Since the container has the “common” terminal of the first contained switch as physical pin 4 (counting from top-left as is conventional for a DIP IC), the green circle by that pin is titled “cp:4/1.com.” CSchem automatically matches this to the pin named “com” on the contained element, i.e, the circle titled “pin:com.” Likewise, physical pin 11 is the switch terminal of the third contained switch, and is therefore titled “cp:11:3/sw.” Of course, containers also contain several pins with functions specific to the container, such as pin 6 (“/EN”) in this example. That pin would be titled “pin:4/nEN”. Physical pins that have no functional connections, such as number 7 in the example, can be titled “cp:7/nc.” This is not important for CSchem, but it tells the companion program CPCB not to expect a connection to that pin.

Caution

It is critical that these conventions are followed exactly. Otherwise, the symbol will not load correctly. At present, CSchem’s error messages in this situation are not terribly helpful.

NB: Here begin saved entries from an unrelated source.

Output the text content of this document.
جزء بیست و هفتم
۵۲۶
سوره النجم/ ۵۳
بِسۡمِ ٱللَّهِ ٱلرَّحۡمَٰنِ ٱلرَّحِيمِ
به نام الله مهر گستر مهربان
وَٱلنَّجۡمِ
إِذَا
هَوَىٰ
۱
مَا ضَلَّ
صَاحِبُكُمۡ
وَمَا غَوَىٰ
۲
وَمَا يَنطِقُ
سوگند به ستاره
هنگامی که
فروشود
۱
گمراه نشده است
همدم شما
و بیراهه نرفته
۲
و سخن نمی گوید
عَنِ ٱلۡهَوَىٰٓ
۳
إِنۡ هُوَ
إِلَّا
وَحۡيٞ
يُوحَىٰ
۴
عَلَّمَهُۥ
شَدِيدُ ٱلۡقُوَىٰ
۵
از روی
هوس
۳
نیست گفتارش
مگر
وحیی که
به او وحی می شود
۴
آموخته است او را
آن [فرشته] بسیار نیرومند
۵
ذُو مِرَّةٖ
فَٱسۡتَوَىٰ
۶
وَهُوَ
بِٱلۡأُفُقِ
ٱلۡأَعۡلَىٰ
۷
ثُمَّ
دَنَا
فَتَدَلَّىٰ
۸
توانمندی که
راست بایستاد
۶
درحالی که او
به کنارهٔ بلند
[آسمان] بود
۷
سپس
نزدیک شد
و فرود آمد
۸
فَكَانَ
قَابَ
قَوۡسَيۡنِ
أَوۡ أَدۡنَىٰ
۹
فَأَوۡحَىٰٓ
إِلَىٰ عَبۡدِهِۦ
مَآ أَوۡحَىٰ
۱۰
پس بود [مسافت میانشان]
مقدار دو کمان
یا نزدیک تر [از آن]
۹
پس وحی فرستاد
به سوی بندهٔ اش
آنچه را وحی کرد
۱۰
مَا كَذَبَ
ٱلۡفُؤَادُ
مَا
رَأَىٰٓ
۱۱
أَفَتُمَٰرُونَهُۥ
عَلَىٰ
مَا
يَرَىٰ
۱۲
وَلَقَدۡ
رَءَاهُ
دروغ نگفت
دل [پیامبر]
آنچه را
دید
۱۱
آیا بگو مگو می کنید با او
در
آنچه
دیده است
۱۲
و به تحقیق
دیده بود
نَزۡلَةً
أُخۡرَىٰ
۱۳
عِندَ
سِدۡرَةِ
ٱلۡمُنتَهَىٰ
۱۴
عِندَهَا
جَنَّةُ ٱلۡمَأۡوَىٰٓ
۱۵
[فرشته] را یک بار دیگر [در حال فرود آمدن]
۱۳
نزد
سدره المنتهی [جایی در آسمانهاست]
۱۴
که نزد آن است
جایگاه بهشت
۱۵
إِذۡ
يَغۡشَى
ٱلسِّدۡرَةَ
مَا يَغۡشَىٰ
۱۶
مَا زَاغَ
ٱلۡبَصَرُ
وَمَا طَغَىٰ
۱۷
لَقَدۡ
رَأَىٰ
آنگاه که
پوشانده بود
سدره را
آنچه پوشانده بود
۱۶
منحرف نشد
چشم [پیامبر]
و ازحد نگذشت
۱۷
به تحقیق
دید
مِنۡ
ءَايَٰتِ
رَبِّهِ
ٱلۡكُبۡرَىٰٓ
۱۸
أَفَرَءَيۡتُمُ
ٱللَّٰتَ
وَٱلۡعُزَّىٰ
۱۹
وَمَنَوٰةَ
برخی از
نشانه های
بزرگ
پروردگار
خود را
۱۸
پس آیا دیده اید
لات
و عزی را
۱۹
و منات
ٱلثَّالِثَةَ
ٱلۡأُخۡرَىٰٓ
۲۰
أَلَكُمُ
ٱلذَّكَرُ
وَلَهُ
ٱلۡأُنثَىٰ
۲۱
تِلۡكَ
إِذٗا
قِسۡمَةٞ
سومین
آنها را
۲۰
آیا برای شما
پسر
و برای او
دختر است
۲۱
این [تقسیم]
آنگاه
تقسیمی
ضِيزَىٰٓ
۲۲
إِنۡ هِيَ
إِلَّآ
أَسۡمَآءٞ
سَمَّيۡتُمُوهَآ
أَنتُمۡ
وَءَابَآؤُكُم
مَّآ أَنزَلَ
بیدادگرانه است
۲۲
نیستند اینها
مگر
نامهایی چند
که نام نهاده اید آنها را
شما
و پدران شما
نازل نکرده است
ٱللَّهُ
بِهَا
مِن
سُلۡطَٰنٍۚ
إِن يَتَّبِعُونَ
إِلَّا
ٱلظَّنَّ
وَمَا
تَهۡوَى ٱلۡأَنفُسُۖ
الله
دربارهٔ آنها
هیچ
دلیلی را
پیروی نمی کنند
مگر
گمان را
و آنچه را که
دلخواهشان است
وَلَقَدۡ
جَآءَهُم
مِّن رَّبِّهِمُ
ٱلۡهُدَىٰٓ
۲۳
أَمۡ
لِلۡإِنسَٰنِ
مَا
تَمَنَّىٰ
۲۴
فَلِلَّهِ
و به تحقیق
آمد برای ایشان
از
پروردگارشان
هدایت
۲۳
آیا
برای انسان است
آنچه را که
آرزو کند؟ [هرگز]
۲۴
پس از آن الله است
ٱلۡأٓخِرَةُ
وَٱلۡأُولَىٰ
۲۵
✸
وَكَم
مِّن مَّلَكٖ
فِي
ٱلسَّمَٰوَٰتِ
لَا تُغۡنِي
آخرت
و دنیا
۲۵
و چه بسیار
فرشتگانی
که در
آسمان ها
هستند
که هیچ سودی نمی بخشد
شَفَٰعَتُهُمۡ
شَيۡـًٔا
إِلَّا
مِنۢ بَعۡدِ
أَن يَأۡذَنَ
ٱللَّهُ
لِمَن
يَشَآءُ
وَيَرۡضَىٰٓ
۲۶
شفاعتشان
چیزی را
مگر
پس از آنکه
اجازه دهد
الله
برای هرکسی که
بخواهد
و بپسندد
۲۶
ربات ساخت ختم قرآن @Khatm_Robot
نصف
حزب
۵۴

Here is a silly example of a circuit comprising three electronic switches in a single container:

Visual consistency

For visual consistency, the graphics of the symbol should be drawn in black lines using the same line style (1.5 px wide, solid) and grid spacing (7 px) as well as font (Lato). The insides of container elements may be drawn in other colors. It may be helpful to copy bits and pieces from several symbols to your new symbol, but remember to create your new symbol by editing an existing file rather than starting with an empty SVG.

Footnotes

[1]

I have found that starting from scratch in a new Inkscape file tends to cause problems with scaling and translation. This is at least partly due to a subtle bug in CSchem’s handling of SVG files which may be fixed in a future version. For now, starting from an existing file rather than copying and pasting from an existing file into a new file is the most practical solution.

[2]

The color is not actually significant; I use pink by convention. You may not, however replace the circle by some other shape.

[3]

As an alias for “annotation:ref,” “annotation:name” is also accepted.